Research findings provide insights into risks associated with isolated mild hyperglycemia

Published on January 15, 2014 at 8:26 AM · No Comments

Despite having mild hyperglycemia for approximately 50 years, patients with a mutation in the gene encoding the enzyme glucokinase had a low prevalence of clinically significant vascular complications, findings that provide insights into the risks associated with isolated mild hyperglycemia, according to a study in the January 15 issue of JAMA.

"In both type 1 and type 2 diabetes, hyperglycemia [abnormally high blood sugar] is associated with microvascular complications over time. Intensive treatment to lower blood glucose levels reduces the development of microvascular complications," according to background information in the article. Certain patients with glucokinase (GCK) mutations have mild fasting hyperglycemia from birth, resulting in an elevated glycated hemoglobin (HbA1c) level that mimics recommended levels for type 1 and type 2 diabetes.

Anna M. Steele, Ph.D., of the University of Exeter, United Kingdom, and colleagues assessed the prevalence and severity of microvascular and macrovascular complications in patients with GCK mutations to provide additional information about the relationship between current glycemic targets and diabetes-related complications. The study, conducted in the United Kingdom between August 2008 and December 2010, included 99 GCK mutation carriers (median [midpoint] age, 49 years), 91 nondiabetic, nonmutation carrier relatives (control) (median age, 52 years), and 83 individuals with young-onset type 2 diabetes (YT2D), diagnosed at age 45 years or younger (median age, 55 years). Median HbA1c was 6.9 percent in patients with the GCK mutation, 5.8 percent in controls, and 7.8 percent in patients with YT2D.
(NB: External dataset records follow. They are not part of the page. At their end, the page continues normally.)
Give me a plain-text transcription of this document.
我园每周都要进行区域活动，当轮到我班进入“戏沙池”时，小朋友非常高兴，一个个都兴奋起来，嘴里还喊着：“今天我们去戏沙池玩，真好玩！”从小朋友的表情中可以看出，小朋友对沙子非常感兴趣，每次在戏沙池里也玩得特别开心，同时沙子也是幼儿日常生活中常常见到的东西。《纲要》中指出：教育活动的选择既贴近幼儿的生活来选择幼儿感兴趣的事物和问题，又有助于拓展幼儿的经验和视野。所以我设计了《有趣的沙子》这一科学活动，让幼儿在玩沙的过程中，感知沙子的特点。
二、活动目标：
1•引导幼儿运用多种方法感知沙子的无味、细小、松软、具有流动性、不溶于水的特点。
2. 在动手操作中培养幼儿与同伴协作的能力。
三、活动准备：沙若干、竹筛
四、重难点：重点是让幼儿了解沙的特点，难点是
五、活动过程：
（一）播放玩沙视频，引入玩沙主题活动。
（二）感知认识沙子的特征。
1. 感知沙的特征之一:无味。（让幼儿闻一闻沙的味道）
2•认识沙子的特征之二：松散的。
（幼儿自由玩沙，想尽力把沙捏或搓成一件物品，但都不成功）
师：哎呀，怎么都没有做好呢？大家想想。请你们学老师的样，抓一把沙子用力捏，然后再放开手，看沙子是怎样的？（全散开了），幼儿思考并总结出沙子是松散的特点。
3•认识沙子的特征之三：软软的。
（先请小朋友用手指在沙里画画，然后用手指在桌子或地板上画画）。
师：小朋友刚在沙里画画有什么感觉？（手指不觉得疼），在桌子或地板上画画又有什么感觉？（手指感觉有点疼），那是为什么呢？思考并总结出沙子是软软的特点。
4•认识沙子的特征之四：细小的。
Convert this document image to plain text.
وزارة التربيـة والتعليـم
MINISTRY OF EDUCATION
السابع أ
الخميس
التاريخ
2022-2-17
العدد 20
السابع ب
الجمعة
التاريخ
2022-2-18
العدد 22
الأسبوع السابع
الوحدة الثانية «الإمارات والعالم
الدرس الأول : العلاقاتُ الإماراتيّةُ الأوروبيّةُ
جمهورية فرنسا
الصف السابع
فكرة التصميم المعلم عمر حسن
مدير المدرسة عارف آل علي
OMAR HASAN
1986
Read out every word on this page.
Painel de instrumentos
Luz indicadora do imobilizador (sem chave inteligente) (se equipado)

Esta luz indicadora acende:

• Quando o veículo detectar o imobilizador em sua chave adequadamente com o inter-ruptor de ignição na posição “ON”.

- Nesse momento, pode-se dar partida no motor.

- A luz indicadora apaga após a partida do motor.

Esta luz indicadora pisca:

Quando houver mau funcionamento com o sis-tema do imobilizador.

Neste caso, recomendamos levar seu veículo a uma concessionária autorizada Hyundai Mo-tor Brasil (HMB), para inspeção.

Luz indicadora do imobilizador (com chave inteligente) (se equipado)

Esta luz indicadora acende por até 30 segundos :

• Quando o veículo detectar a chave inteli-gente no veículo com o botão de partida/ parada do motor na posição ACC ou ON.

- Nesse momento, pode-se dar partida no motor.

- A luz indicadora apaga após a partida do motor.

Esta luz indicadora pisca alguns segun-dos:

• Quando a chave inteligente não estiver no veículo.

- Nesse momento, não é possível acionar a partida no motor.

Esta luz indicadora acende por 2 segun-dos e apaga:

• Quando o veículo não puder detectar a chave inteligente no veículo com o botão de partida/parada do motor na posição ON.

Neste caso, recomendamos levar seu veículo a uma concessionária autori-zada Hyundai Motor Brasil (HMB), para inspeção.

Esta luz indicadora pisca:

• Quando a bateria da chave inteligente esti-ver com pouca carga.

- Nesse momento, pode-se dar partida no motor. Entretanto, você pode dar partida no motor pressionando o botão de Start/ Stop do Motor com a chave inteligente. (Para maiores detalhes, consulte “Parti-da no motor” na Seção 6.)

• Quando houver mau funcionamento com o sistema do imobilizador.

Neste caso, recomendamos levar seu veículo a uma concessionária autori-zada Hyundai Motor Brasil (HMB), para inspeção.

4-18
The prevalence of clinically significant microvascular complications (such as retinopathy, nephropathy, and neuropathy) was low in patients with a GCK mutation (1 percent) and the control group (2 percent). In contrast, 36 percent of the YT2D group had evidence of clinically significant microvascular disease. Thirty percent of patients with GCK had retinopathy compared with 14 percent of controls and 63 percent of patients with YT2D.